En ce 3 mai, Journée mondiale de la liberté de la presse, le paysage médiatique congolais continue de naviguer entre espoirs de réforme, inerties administratives et pressions multiformes. Malgré la tenue des États Généraux de la Communication et des Médias en janvier 2022 et l’adoption de la loi Muyaya censée moderniser le secteur, la situation du journaliste congolais reste fragile, parfois précaire, souvent périlleuse.
Les États généraux de la presse : un souffle d’espoir… resté suspendu ?
Annoncés comme une grande première depuis l’indépendance, les États Généraux de la Presse avaient suscité une immense attente. Ces assises avaient abouti à une série de recommandations ambitieuses : revalorisation du statut du journaliste, régulation indépendante, réforme du CSAC, professionnalisation des médias, accès aux subventions étatiques, protection juridique des journalistes, etc.
Mais trois ans plus tard, la mise en œuvre de ces résolutions reste en grande partie inachevée, voire ignorée. Si quelques avancées ont été observées dans l’élaboration de textes réglementaires, peu de changements structurels ont été ressentis sur le terrain, notamment en ce qui concerne l’amélioration des conditions de travail et la sécurité des journalistes.
La loi Muyaya : une avancée législative, mais quelle application ?
Adoptée en 2023 et censée remplacer un cadre légal obsolète datant de l’époque Mobutu, la loi sur la liberté de la presse — communément appelée « loi Muyaya », du nom du ministre de la Communication — promettait une révolution dans la manière d’informer et d’être informé. Elle introduisait notamment : L’abolition du délit de presse, au profit de mécanismes civils de réparation ; La dépénalisation partielle des infractions de presse, sauf en cas d’incitation à la haine ou d’atteinte à la sûreté de l’État ; La reconnaissance juridique du journalisme en ligne ; L’obligation pour l’État de garantir la protection physique et judiciaire des journalistes dans l’exercice de leur métier.
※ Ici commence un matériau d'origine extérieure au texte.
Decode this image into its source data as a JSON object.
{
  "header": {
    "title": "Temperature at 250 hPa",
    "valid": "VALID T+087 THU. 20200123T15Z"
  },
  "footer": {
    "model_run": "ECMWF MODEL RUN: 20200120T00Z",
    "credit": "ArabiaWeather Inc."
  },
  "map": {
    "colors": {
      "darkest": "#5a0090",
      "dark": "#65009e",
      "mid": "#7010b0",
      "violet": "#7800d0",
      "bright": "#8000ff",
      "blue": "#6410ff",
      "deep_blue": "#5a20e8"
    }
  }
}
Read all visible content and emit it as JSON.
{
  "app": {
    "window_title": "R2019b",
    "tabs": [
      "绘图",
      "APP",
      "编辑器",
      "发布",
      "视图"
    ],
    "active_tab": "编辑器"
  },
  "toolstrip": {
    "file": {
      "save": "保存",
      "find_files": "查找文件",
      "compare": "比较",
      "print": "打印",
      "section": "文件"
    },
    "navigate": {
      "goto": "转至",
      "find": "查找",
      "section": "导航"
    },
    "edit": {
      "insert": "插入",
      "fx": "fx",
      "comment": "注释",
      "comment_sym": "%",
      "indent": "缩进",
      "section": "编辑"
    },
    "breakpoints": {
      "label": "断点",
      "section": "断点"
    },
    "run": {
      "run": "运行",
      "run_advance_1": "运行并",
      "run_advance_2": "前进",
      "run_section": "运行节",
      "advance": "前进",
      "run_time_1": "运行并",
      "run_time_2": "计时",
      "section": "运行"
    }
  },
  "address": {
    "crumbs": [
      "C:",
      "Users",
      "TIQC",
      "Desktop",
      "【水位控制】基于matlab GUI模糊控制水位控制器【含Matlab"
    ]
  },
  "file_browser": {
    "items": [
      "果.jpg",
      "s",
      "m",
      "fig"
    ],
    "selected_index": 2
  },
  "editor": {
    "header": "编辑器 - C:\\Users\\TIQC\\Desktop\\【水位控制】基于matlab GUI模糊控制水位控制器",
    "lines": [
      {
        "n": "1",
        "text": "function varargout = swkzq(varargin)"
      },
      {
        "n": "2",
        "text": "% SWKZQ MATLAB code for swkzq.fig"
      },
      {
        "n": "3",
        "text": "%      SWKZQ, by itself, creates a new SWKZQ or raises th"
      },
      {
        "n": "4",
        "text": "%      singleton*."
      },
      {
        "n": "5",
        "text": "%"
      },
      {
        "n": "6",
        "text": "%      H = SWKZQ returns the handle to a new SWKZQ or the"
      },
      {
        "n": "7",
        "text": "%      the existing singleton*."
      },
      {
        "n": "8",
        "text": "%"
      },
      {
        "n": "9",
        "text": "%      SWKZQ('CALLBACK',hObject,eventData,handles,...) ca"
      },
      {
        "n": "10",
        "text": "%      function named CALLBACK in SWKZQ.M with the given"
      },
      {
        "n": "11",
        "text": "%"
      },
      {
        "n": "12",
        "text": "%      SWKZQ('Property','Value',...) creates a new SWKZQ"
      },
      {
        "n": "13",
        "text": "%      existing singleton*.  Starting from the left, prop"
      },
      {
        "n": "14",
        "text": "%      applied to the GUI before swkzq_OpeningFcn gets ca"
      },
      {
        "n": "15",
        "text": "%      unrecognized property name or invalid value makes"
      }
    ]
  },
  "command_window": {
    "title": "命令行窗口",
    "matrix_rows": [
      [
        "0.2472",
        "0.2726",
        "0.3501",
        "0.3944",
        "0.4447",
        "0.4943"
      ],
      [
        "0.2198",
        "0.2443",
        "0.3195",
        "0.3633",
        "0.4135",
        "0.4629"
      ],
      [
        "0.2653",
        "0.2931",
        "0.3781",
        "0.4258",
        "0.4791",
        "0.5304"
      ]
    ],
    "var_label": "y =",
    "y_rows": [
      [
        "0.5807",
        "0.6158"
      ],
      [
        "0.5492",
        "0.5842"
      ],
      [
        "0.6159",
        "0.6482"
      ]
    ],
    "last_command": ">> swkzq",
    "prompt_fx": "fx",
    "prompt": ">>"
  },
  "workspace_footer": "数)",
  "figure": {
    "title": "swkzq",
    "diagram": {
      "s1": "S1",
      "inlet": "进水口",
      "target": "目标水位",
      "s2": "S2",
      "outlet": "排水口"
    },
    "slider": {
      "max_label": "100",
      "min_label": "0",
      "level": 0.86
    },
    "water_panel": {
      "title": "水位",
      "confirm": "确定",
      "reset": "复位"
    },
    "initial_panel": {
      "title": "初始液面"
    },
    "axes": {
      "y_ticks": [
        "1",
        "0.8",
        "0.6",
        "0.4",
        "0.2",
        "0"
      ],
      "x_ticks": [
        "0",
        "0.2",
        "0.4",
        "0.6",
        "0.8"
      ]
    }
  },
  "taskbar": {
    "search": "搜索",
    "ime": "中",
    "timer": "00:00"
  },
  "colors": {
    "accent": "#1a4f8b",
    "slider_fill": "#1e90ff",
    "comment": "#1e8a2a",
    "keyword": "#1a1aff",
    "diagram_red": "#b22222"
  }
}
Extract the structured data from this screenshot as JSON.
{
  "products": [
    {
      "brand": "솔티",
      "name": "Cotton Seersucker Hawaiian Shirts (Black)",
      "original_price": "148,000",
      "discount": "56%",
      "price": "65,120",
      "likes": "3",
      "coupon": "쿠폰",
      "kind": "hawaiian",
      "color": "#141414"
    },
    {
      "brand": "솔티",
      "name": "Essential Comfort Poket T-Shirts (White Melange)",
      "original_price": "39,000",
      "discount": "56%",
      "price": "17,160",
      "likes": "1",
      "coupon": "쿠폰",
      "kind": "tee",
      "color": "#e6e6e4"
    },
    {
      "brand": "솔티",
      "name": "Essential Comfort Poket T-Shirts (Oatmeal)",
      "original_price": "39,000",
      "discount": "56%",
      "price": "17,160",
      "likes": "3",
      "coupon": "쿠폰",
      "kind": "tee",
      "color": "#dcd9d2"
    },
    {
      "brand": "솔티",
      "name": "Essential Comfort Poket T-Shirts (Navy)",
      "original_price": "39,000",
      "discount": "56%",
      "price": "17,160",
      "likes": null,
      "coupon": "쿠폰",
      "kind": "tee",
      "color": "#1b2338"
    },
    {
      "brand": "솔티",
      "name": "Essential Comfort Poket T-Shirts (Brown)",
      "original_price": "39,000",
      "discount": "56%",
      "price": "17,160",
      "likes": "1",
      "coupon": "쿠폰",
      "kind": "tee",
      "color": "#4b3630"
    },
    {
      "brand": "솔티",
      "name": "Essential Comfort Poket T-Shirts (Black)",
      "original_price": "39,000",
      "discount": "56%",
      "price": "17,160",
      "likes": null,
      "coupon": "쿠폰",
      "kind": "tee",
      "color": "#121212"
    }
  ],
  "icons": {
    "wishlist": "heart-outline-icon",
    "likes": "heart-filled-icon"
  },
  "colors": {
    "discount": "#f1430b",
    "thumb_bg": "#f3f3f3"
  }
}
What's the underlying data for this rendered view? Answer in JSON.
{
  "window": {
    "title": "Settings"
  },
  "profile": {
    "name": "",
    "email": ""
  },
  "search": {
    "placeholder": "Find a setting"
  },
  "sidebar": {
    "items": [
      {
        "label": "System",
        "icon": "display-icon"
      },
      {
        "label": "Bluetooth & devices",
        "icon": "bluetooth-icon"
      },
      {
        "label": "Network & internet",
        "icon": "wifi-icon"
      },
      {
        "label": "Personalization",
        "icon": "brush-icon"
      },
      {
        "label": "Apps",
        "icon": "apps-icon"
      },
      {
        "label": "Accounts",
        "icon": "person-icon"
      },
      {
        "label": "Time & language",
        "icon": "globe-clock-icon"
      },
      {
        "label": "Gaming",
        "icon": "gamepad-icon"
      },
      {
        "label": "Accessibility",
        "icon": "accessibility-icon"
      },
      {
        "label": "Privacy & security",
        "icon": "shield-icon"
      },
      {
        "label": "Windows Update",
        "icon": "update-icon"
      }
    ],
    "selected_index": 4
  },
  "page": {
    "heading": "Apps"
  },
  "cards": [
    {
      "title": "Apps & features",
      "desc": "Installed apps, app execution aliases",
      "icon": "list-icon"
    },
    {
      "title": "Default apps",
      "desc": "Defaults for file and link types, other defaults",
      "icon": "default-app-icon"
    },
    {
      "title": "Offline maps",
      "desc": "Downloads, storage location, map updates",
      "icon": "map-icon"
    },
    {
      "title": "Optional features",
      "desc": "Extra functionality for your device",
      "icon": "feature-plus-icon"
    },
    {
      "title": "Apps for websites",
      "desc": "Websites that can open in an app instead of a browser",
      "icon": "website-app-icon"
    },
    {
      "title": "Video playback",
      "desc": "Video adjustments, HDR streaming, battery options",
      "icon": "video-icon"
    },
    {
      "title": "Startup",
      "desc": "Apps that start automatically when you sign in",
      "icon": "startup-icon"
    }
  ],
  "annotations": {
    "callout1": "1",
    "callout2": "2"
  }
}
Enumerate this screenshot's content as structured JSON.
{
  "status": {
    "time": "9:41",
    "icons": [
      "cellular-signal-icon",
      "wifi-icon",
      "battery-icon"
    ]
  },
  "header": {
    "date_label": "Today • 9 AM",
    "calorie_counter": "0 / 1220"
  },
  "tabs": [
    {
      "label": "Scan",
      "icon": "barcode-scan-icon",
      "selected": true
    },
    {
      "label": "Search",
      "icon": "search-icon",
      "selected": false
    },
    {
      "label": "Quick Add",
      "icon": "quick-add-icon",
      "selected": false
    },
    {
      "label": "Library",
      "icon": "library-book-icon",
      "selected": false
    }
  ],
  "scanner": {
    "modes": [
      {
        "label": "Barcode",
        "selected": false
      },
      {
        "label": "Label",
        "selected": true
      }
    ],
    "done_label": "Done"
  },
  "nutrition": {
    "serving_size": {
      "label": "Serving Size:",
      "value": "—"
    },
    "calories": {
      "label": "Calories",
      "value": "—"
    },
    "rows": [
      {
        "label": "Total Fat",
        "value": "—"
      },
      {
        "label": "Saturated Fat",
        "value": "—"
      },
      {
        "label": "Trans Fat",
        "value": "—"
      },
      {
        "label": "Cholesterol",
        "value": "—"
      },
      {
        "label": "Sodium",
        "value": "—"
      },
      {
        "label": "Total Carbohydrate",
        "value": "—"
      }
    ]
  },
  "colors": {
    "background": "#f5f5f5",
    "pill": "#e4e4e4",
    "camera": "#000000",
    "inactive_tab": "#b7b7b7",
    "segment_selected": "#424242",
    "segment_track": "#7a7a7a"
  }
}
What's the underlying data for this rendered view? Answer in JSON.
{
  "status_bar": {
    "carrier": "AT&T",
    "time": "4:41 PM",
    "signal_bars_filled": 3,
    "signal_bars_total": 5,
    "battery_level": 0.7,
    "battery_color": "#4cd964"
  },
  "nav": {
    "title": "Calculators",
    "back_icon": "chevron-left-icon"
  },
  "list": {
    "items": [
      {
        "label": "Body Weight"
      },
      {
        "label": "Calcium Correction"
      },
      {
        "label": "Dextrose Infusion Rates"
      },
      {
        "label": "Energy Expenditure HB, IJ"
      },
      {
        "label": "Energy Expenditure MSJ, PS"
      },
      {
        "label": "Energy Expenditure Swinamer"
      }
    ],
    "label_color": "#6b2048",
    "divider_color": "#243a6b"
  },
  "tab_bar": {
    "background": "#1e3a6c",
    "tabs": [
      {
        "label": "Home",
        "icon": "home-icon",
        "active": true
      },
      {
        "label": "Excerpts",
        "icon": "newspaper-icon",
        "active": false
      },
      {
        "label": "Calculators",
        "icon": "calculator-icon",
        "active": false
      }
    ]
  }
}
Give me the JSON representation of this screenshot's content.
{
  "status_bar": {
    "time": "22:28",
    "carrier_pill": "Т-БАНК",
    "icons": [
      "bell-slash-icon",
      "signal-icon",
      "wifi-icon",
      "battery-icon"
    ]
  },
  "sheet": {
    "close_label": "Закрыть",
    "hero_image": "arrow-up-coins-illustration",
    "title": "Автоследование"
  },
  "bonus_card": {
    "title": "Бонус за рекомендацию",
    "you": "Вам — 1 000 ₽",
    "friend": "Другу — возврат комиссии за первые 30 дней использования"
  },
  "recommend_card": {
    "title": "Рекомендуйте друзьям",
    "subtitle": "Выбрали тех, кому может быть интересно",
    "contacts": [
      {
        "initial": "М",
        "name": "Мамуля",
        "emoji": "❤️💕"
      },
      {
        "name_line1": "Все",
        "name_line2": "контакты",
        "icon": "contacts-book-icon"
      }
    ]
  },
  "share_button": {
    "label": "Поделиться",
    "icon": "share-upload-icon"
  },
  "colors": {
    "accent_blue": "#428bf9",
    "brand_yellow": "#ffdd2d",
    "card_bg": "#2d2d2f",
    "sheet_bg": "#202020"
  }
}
Toutefois, la loi peine à être appliquée pleinement. Des journalistes continuent d’être arrêtés arbitrairement, poursuivis pour diffamation ou incarcérés pour avoir relayé des informations d’intérêt public. La méconnaissance du texte par une partie du système judiciaire, et l’absence d’un suivi rigoureux de son application, en réduisent l’impact concret.
Le journaliste congolais : entre engagement et vulnérabilité
En RDC, exercer le métier de journaliste reste un acte de résistance civique. Menaces, intimidations, arrestations arbitraires, violences physiques, précarité financière, censure directe ou indirecte… la liberté de la presse est encore une liberté sous condition.
La situation est d’autant plus complexe que l’indépendance éditoriale des médias est souvent compromise, beaucoup étant sous contrôle de groupes politiques, économiques ou religieux. Et en l’absence de véritables mécanismes de financement public ou de soutien aux médias communautaires, la survie de nombreux organes repose sur la publicité politique ou l’autocensure.
Le délit de presse : vers une abolition effective ?
Bien que la loi Muyaya ait supprimé formellement le délit de presse, des poursuites pénales continuent d’être initiées sur base de lois générales, notamment celles relatives à la sûreté de l’État ou à l’ordre public. Cette incohérence juridique entretient une insécurité juridique pour les professionnels des médias, et appelle à une réforme profonde du code pénal et de la formation des magistrats sur les nouvelles normes.
Et demain ?
La liberté de la presse ne se décrète pas, elle se construit. Elle suppose des institutions fortes, des journalistes bien formés et protégés, des médias viables financièrement, et un engagement politique sincère en faveur de la démocratie.
En ce 3 mai 2025, la République Démocratique du Congo est appelée à transformer les textes en actions, les résolutions en politiques publiques, et la volonté en résultats tangibles. Sans presse libre et indépendante, aucune réforme durable ne peut prospérer, et aucun pouvoir ne peut être véritablement contrôlé. La liberté de la presse n’est pas un luxe. C’est une condition essentielle à la paix, à la justice et à la dignité humaine.